Neonatal Abstinence Syndrome is Affecting More Newborns

Newborn baby
Our country is facing a serious public health issue that only be described as an epidemic on an unprecedented scale. Opioid drug abuse is on the rise, and according to the Department of Health and Human Services, more than 240 million prescriptions are written annually for substances that have an addictive, morphine-like effect such as OxyContin, Percocet and Percodan.

Opioid abuse was initially confined to the low-income residents of inner cities but has since expanded to include a more diverse population - people from many walks of life. And, unfortunately, it is now impacting a larger number of pregnant women.

According to a recent article published in the New England Journal of Medicine, Neonatal Abstinence Syndrome (NAS) has quintupled in the past 12 years. NAS is a condition that describes a cluster of symptoms exhibited in newborns as a result of opiate exposure in the womb. Symptoms can range from mild to severe and in the most dangerous cases, infants with NAS can experience tremors, seizures and respiratory issues.

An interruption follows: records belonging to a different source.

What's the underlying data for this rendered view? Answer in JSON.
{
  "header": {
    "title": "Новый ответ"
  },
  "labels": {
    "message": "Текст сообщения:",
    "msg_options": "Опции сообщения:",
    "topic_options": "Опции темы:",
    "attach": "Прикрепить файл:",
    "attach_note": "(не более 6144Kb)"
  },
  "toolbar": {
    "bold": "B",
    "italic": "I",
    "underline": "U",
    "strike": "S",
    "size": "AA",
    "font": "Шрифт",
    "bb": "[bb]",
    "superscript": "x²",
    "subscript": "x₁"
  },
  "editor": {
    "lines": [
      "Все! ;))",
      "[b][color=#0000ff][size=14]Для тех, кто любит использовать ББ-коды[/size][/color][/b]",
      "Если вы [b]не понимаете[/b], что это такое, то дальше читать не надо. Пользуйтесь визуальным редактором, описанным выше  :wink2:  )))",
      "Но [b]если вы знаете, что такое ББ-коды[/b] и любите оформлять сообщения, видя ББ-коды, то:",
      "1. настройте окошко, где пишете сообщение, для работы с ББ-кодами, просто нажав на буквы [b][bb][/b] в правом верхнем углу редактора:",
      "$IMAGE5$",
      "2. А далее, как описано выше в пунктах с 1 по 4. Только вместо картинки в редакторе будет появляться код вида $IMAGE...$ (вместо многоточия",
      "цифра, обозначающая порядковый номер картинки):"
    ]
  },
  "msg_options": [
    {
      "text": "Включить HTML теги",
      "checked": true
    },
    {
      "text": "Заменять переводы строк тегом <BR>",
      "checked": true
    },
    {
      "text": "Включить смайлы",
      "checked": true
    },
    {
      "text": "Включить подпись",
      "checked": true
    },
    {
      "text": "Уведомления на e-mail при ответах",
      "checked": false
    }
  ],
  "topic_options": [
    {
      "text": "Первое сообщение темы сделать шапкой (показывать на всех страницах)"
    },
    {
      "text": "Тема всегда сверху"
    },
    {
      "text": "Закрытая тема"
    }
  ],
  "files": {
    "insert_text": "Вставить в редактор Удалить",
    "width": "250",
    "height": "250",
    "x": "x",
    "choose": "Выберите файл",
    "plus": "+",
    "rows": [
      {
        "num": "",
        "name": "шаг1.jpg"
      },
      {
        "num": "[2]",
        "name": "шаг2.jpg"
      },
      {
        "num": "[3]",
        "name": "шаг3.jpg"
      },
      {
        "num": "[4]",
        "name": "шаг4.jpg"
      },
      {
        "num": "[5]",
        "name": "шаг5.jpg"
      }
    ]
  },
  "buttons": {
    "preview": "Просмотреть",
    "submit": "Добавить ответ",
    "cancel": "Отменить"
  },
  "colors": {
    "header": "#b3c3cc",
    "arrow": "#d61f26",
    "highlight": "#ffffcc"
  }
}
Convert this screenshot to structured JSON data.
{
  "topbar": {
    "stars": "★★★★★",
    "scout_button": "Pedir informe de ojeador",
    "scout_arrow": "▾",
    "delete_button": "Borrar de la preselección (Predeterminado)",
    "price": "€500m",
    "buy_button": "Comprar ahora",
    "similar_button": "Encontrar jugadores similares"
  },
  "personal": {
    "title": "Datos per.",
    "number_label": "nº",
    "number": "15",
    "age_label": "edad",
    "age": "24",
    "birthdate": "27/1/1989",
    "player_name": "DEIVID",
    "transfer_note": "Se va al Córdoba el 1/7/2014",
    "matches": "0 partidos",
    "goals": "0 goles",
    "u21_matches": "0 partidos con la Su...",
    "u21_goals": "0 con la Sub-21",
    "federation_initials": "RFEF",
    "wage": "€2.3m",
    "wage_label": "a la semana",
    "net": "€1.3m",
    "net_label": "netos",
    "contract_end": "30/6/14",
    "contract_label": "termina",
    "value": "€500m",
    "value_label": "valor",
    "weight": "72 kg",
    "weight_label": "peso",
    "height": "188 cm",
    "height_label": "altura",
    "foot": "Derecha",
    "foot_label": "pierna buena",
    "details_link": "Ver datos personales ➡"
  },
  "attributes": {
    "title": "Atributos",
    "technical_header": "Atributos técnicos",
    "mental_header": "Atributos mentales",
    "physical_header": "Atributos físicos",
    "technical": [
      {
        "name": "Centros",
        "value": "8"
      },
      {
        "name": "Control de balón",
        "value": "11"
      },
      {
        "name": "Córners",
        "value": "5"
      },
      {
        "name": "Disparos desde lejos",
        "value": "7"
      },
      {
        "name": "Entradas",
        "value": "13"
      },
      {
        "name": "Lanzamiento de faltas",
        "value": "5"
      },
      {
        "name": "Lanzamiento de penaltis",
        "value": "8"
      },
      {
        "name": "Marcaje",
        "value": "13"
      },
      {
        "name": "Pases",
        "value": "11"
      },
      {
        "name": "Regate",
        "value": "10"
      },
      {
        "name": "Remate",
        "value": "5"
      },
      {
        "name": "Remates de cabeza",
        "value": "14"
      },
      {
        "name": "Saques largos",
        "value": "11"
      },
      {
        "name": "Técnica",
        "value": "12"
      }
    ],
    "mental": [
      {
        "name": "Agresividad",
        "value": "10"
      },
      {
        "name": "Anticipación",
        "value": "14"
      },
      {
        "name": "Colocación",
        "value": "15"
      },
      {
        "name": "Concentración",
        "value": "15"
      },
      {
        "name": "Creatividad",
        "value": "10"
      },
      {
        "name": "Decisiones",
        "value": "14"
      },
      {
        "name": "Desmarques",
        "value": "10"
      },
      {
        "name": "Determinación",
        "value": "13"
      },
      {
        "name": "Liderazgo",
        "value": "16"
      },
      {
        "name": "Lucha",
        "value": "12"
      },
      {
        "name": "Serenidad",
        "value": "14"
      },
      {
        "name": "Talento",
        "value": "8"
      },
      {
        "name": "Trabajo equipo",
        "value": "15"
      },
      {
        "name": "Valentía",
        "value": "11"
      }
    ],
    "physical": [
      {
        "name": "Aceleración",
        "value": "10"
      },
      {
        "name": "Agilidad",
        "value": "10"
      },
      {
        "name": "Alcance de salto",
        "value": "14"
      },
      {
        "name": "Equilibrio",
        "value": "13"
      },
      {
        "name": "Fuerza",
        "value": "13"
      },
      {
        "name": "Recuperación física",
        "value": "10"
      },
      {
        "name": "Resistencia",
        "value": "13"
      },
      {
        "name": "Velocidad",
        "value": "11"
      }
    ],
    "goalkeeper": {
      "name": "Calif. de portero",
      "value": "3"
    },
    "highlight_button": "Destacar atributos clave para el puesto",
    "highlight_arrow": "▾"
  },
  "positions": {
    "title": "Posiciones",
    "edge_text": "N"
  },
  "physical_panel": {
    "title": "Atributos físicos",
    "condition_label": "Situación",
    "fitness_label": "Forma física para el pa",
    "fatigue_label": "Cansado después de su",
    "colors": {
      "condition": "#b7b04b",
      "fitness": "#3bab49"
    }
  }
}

One of the article’s lead authors, Karen McQueen, RN, PhD of Lakehead University in Thunder Bay, Ontario, Canada explains the rise of NAS in the context of the larger trend. “The increase in cases of the neonatal abstinence syndrome corresponds with the reported rise in opioid use during pregnancy, which is attributed to the more liberal use of prescribed opioids for pain control in pregnant women, illicit use of opioids such as oxycodone and heroin, and a dramatic increase in opioid-substitution programs for the treatment of opioid addiction.”

As part of their research findings, investigators recommend an emphasis on greater preventative measures targeting women of childbearing age. Specifically, the researchers recommend that clinicians place a greater emphasis on helping to educate women about the benefits and risks of using prescription painkillers during pregnancy.

In general, the authors of the study strongly recommend that clinicians take a more empathetic approach. “Creating a compassionate, safe environment for the mother is important, since many mothers feel stigmatized and guilty regarding substance use and the neonatal abstinence syndrome, which can lead to impaired communication with health care providers.”

While opioid abuse is spreading, we can turn the tide through substance abuse education, evidence-based therapies and holistic addiction treatment. And, as this research suggests, we can make substantial improvements by emphasizing more preventative measures to stop addiction – before it begins.